When nominated into the Royal Society of Canada College of New Scholars, Artists and Scientists, one is asked to say how they will contribute to the College. During my nomination I pitched an idea for a new Interdisciplinary Research Group (IRG) on quantitative social science research policy and data infrastructure (including survey and social media methods). With the support of a few fellow members (Mark Stoddart, Karen Foster and Elizabeth Dubois) that IRG has just been provisionally approved. Now we are looking for additional members, and writing a funding application to staff some empirical work to support it. Please get in touch with me if you are an RSC College member who is interested to hear more.  A brief description follows:

Ask Canada: Toward robust data infrastructure and policy settings for quantitative social science in Canada

The landscape of quantitative social science research methods in Canada is a chaotic mix of practices and proxies both poorly understood at a system level and poorly equipped to support replicable research. This includes inadequate social science data infrastructure, inattention to policy settings to support empirical methods, and typically (bar a few fee-for-service labs) small, atomized academic teams that experience significant transaction costs in using them.
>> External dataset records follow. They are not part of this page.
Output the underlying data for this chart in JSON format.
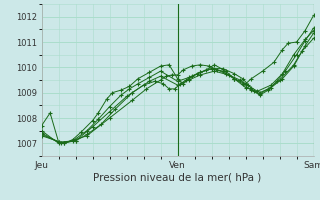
{
  "title": "",
  "xlabel": "Pression niveau de la mer( hPa )",
  "bg_color": "#cce8e8",
  "grid_color": "#aaddcc",
  "line_color": "#1a6b1a",
  "marker_color": "#1a6b1a",
  "ylim": [
    1006.5,
    1012.5
  ],
  "xlim": [
    0,
    48
  ],
  "yticks": [
    1007,
    1008,
    1009,
    1010,
    1011,
    1012
  ],
  "xtick_positions": [
    0,
    24,
    48
  ],
  "xtick_labels": [
    "Jeu",
    "Ven",
    "Sam"
  ],
  "series": [
    [
      0.0,
      1007.7,
      1.5,
      1008.2,
      3.0,
      1007.05,
      4.0,
      1007.0,
      5.5,
      1007.15,
      7.0,
      1007.45,
      9.0,
      1007.9,
      10.0,
      1008.2,
      11.5,
      1008.75,
      12.5,
      1009.0,
      14.0,
      1009.1,
      15.5,
      1009.25,
      17.0,
      1009.55,
      19.0,
      1009.8,
      21.0,
      1010.05,
      22.5,
      1010.1,
      24.0,
      1009.55,
      25.0,
      1009.35,
      26.0,
      1009.55,
      27.5,
      1009.75,
      29.0,
      1009.9,
      30.5,
      1010.1,
      32.5,
      1009.85,
      34.0,
      1009.55,
      36.0,
      1009.35,
      37.0,
      1009.55,
      39.0,
      1009.85,
      41.0,
      1010.2,
      42.5,
      1010.7,
      43.5,
      1010.95,
      45.0,
      1011.0,
      46.5,
      1011.45,
      48.0,
      1012.05
    ],
    [
      0.0,
      1007.5,
      3.0,
      1007.0,
      5.5,
      1007.1,
      8.0,
      1007.5,
      10.0,
      1007.95,
      12.0,
      1008.45,
      14.0,
      1008.9,
      15.5,
      1009.15,
      17.0,
      1009.35,
      19.0,
      1009.6,
      21.0,
      1009.85,
      24.0,
      1009.45,
      26.0,
      1009.6,
      28.0,
      1009.8,
      30.0,
      1009.95,
      32.0,
      1009.85,
      34.0,
      1009.55,
      36.0,
      1009.2,
      38.0,
      1009.05,
      40.5,
      1009.3,
      42.5,
      1009.75,
      44.5,
      1010.5,
      46.5,
      1011.1,
      48.0,
      1011.45
    ],
    [
      0.0,
      1007.4,
      3.0,
      1007.05,
      6.0,
      1007.1,
      8.0,
      1007.35,
      10.5,
      1007.75,
      13.0,
      1008.35,
      16.0,
      1009.0,
      19.0,
      1009.45,
      21.0,
      1009.65,
      24.0,
      1009.3,
      26.0,
      1009.5,
      28.0,
      1009.7,
      30.5,
      1009.85,
      33.0,
      1009.7,
      35.0,
      1009.5,
      37.0,
      1009.2,
      38.5,
      1009.0,
      40.5,
      1009.2,
      42.5,
      1009.55,
      44.5,
      1010.05,
      46.0,
      1010.65,
      48.0,
      1011.15
    ],
    [
      0.0,
      1007.35,
      3.5,
      1007.0,
      6.0,
      1007.1,
      9.0,
      1007.65,
      12.0,
      1008.25,
      15.0,
      1008.85,
      18.0,
      1009.3,
      20.0,
      1009.45,
      21.5,
      1009.35,
      22.5,
      1009.15,
      23.5,
      1009.15,
      24.5,
      1009.35,
      25.5,
      1009.5,
      26.5,
      1009.65,
      28.0,
      1009.8,
      30.0,
      1009.95,
      32.0,
      1009.95,
      34.0,
      1009.75,
      35.5,
      1009.55,
      36.5,
      1009.3,
      37.5,
      1009.05,
      38.5,
      1008.9,
      40.0,
      1009.1,
      41.5,
      1009.45,
      43.0,
      1009.85,
      45.0,
      1010.5,
      46.5,
      1011.05,
      48.0,
      1011.55
    ],
    [
      0.0,
      1007.3,
      4.0,
      1007.0,
      8.0,
      1007.3,
      12.0,
      1008.0,
      16.0,
      1008.7,
      18.5,
      1009.15,
      21.0,
      1009.5,
      22.0,
      1009.65,
      23.0,
      1009.7,
      24.0,
      1009.7,
      25.0,
      1009.9,
      26.5,
      1010.05,
      28.0,
      1010.1,
      29.5,
      1010.05,
      31.0,
      1009.9,
      32.5,
      1009.75,
      34.0,
      1009.55,
      35.5,
      1009.35,
      37.0,
      1009.1,
      38.5,
      1008.95,
      40.0,
      1009.15,
      42.0,
      1009.5,
      44.5,
      1010.1,
      46.5,
      1010.85,
      48.0,
      1011.35
    ]
  ],
  "vline_positions": [
    24,
    48
  ],
  "xlabel_fontsize": 7.5,
  "ytick_fontsize": 6,
  "xtick_fontsize": 6.5
}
Declining survey response rates drive many to work with polling firms or online modes of distribution that may compromise data quality and generalizability of insight. The UNESCO Recommendation on Open Science highlights the need to “[invest] in open science infrastructures and services”, but there is an ongoing tension globally—recognized by SDG 16 in relation to strong institutions—between high-quality, inclusive and representative data to inform decision-making and adequate protection of privacy. Open government initiatives are improving in line with global initiatives for default-open practices but Canada has thus far been focused on data repositories and access to government data and research, rather than supporting academic-led research. In fact, academic research is explicitly prohibited from accessing some resources (e.g. electoral rolls) that in comparable jurisdictions are available to their social scientists upon application. A piecemeal set of alliances and networks exist in Canada to support various aspects of social science but leave gaps in the support of quantitative social methods. This IRG will undertake literature review, expert methods, workshops and/or public surveys. By its end we will synthesize the state of quantitative social science in Canada, widely mobilize knowledge about best practices and trade-offs, and make recommendations for social science data infrastructure and public policy to foster quantitative social science research for the public interest.